發現用 Recursive 的型式，面對大測資 trace-15 (1000000 * 2 nodes)無法跑過
考慮的解法如下：

改成 iterative 應該可以稍微改善效能
考慮使用其他 O(n) sorting algorithm

Iterative form

list_ele_t *merge(list_ele_t *first, list_ele_t *second)
{
    list_ele_t *ordered = NULL;
    list_ele_t *cur = NULL;

    while (first && second) {
        list_ele_t *tmp;

        // Acquire the smallest element
        if (strcmp(first->value, second->value) < 0) {
            tmp = first;
            first = first->next;
            tmp->next = NULL;
        } else {
            tmp = second;
            second = second->next;
            tmp->next = NULL;
        }

        // Append it to ordered list
        if (!ordered) {
            ordered = tmp;
            cur = tmp;
        } else {
            cur->next = tmp;
            cur = cur->next;
        }
    }
    // Append the only remaining list to back
    cur->next = (first) ? first : second;
    return ordered;
}

雖然 time complexity 不變，但透過減少 recursive call，成功通過所有測試

Radix sort optimization

既然 merge sort 已經是 comparison sort 系列演算法時間複雜度最低的幾種之一了，要進一步優化，顯然得用其他的方法。由於我們資料的 value 都是字串，而字串的比對是屬於一位一位分別比較的，因此這裡嘗試使用概念相似的 radix sort + counting sort 降低時間複雜度至 O(d * n)。
Reference - MikeCAT's c++ implementation

首先，我們先找出 queue 中所有元素最長字串的長度。接著，根據 radix sort 的精神，一位一位的進行排序

void radix_sort(queue_t *q)
{
    int max = get_max_length(q->head, q->size);

    for (int digit = max-1; digit >= 0; digit--) { 
        counting_sort(q->head, q->size, digit, max);
    }
}

既然只比較每個字串的其中一個 character ，我們可以用時間複雜度最低的 counting sort 來達成。

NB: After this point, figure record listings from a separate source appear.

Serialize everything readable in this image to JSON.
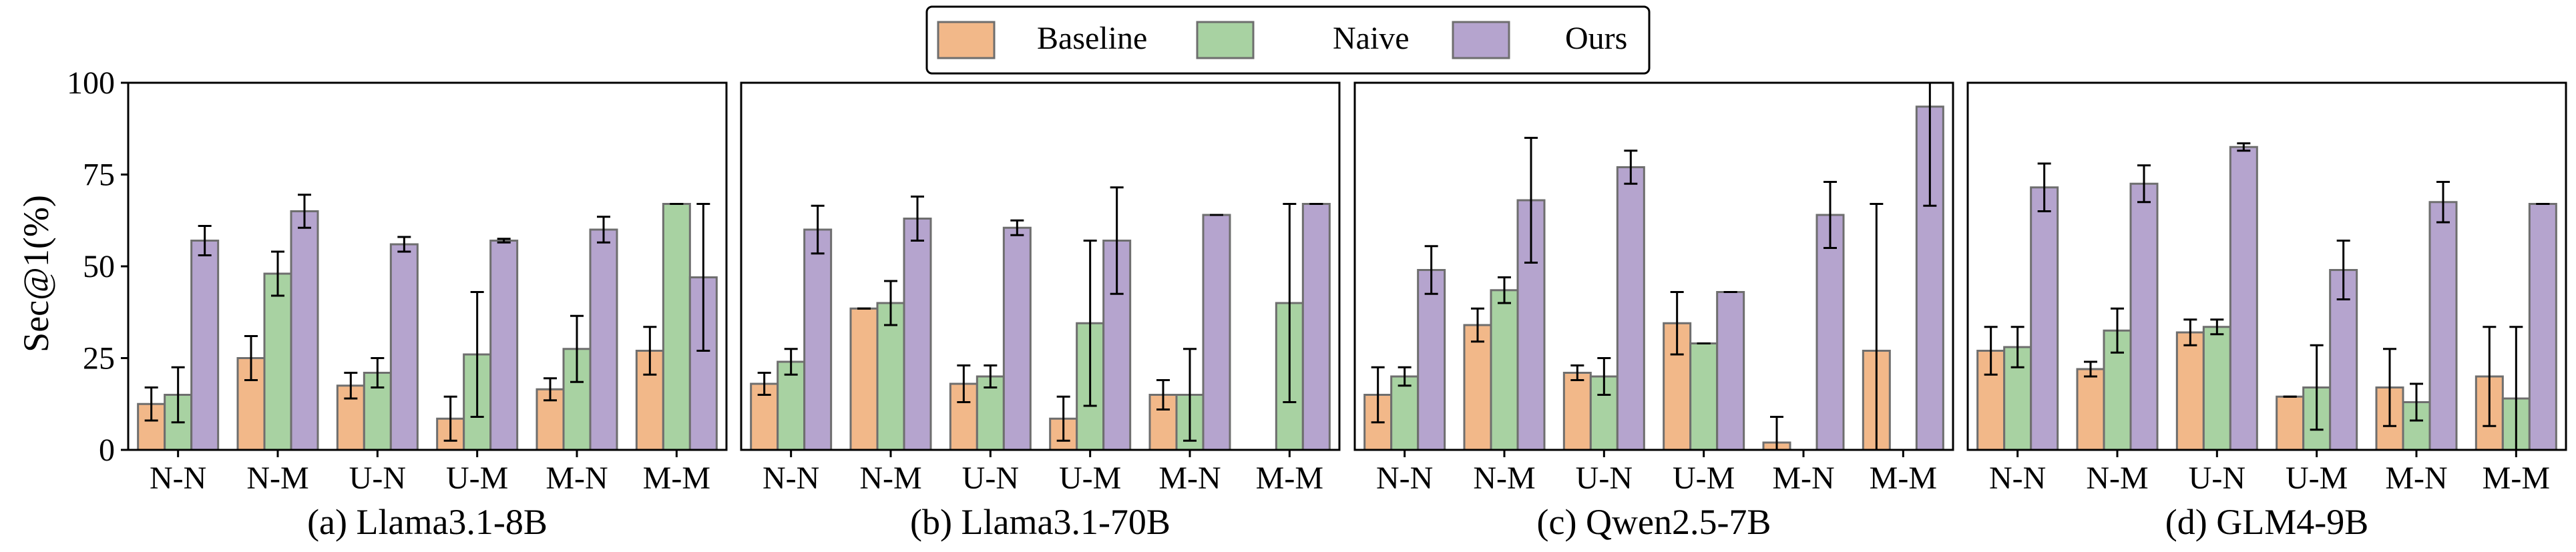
{
  "chart_data": {
    "type": "bar",
    "ylabel": "Sec@1(%)",
    "ylim": [
      0,
      100
    ],
    "yticks": [
      0,
      25,
      50,
      75,
      100
    ],
    "categories": [
      "N-N",
      "N-M",
      "U-N",
      "U-M",
      "M-N",
      "M-M"
    ],
    "legend": {
      "placement": "top-center",
      "entries": [
        {
          "name": "Baseline",
          "color": "#f2b889"
        },
        {
          "name": "Naive",
          "color": "#a8d2a2"
        },
        {
          "name": "Ours",
          "color": "#b5a4ce"
        }
      ]
    },
    "panels": [
      {
        "title": "(a) Llama3.1-8B",
        "series": [
          {
            "name": "Baseline",
            "values": [
              12.5,
              25,
              17.5,
              8.5,
              16.5,
              27
            ],
            "errors": [
              4.5,
              6,
              3.5,
              6,
              3,
              6.5
            ]
          },
          {
            "name": "Naive",
            "values": [
              15,
              48,
              21,
              26,
              27.5,
              67
            ],
            "errors": [
              7.5,
              6,
              4,
              17,
              9,
              0
            ]
          },
          {
            "name": "Ours",
            "values": [
              57,
              65,
              56,
              57,
              60,
              47
            ],
            "errors": [
              4,
              4.5,
              2,
              0.5,
              3.5,
              20
            ]
          }
        ]
      },
      {
        "title": "(b) Llama3.1-70B",
        "series": [
          {
            "name": "Baseline",
            "values": [
              18,
              38.5,
              18,
              8.5,
              15,
              0
            ],
            "errors": [
              3,
              0,
              5,
              6,
              4,
              0
            ]
          },
          {
            "name": "Naive",
            "values": [
              24,
              40,
              20,
              34.5,
              15,
              40
            ],
            "errors": [
              3.5,
              6,
              3,
              22.5,
              12.5,
              27
            ]
          },
          {
            "name": "Ours",
            "values": [
              60,
              63,
              60.5,
              57,
              64,
              67
            ],
            "errors": [
              6.5,
              6,
              2,
              14.5,
              0,
              0
            ]
          }
        ]
      },
      {
        "title": "(c) Qwen2.5-7B",
        "series": [
          {
            "name": "Baseline",
            "values": [
              15,
              34,
              21,
              34.5,
              2,
              27
            ],
            "errors": [
              7.5,
              4.5,
              2,
              8.5,
              7,
              40
            ]
          },
          {
            "name": "Naive",
            "values": [
              20,
              43.5,
              20,
              29,
              0,
              0
            ],
            "errors": [
              2.5,
              3.5,
              5,
              0,
              0,
              0
            ]
          },
          {
            "name": "Ours",
            "values": [
              49,
              68,
              77,
              43,
              64,
              93.5
            ],
            "errors": [
              6.5,
              17,
              4.5,
              0,
              9,
              27
            ]
          }
        ]
      },
      {
        "title": "(d) GLM4-9B",
        "series": [
          {
            "name": "Baseline",
            "values": [
              27,
              22,
              32,
              14.5,
              17,
              20
            ],
            "errors": [
              6.5,
              2,
              3.5,
              0,
              10.5,
              13.5
            ]
          },
          {
            "name": "Naive",
            "values": [
              28,
              32.5,
              33.5,
              17,
              13,
              14
            ],
            "errors": [
              5.5,
              6,
              2,
              11.5,
              5,
              19.5
            ]
          },
          {
            "name": "Ours",
            "values": [
              71.5,
              72.5,
              82.5,
              49,
              67.5,
              67
            ],
            "errors": [
              6.5,
              5,
              1,
              8,
              5.5,
              0
            ]
          }
        ]
      }
    ]
  }
}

void counting_sort(list_ele_t *head, int size, int digit, int max)
{
    char **tmp = NULL;
    list_ele_t **nodes = NULL;
    list_ele_t *cur = head;
    tmp = malloc(sizeof(char *) * size);
    nodes = malloc(sizeof(list_ele_t *) * size);
    int count[257];  // Support 256 ASCII code. Change this according to the
                     // data

    // Count the occurence of each letter
    for (int i = 0; i < 257; i++) {
        count[i] = 0;
    }
    for (int i = 0; i < size; i++) {
        nodes[i] = cur;
        if (digit < strlen(cur->value))
            count[(int) (unsigned char) cur->value[digit] + 1]++;
        else
            count[0]++;
        cur = cur->next;
    }

    // Sum up the counts
    for (int i = 1; i < 257; i++) {
        count[i] += count[i - 1];
    }

    for (int i = size - 1; i >= 0; i--) {
        if (digit < strlen(nodes[i]->value)) {
            tmp[count[(int) (unsigned char) nodes[i]->value[digit] + 1] - 1] =
                nodes[i]->value;
            count[(int) (unsigned char) nodes[i]->value[digit] + 1]--;
        } else {
            tmp[count[0] - 1] = nodes[i]->value;
            count[0]--;
        }
    }

    for (int i = 0; i < size; ++i) {
        nodes[i]->value = tmp[i];
    }
    free(tmp);
    free(nodes);
}

遺憾的是，最後 Radix sort 並未帶來更好的效能，面對最大的測試資料 trace-15 依然不能在時間內跑完。為了檢測執行時間的實際情況，這裡使用 trace-16 來當作 benchmark，分別執行 merge sort 以及 radix sort。

#include <time.h>

clock_t begin = clock();

SORTING_ALGORITHM

clock_t end = clock();
double time_spent = (double) (end - begin) / CLOCKS_PER_SEC;
printf("%f\n", time_spent);

在 trace-16 中，總共執行了六次 q_sort()，最後結果如下：

Merge sort

Radix sort

可以看到，雖然 Radix sort 理論上時間複雜度較低，但是實際執行起來花了更多的時間。另外，運用相似的想法也試著實作了利用 trie 結構優化的版本，但依然無法通過大測資 trace-15。根據這篇 stackoverflow 討論，猜想可能是因為資料中的 prefix 無法有效分開待排序資料，才造成理論實際上的差異。關於這個推論可能得再設計實驗驗證。

Bug report

radix is not in words list, but should be recognized as an often-used algorithm

git commit -m "Implement radix sort"
Following files need to be cleaned up:
queue.c
sort.c
sort.h
Implement radix sort                                                       [line 1]
 - Possible misspelled word(s): radix

How to Write a Git Commit Message: https://chris.beams.io/posts/git-commit/
Proceed with commit? [e/n/?] n

Visualization with massif

這裡我們使用 Massif 來視覺化 Valgrind 的分析結果。為了方便觀察，另外安裝網站上提到的圖形介面工具 massif-visualizer。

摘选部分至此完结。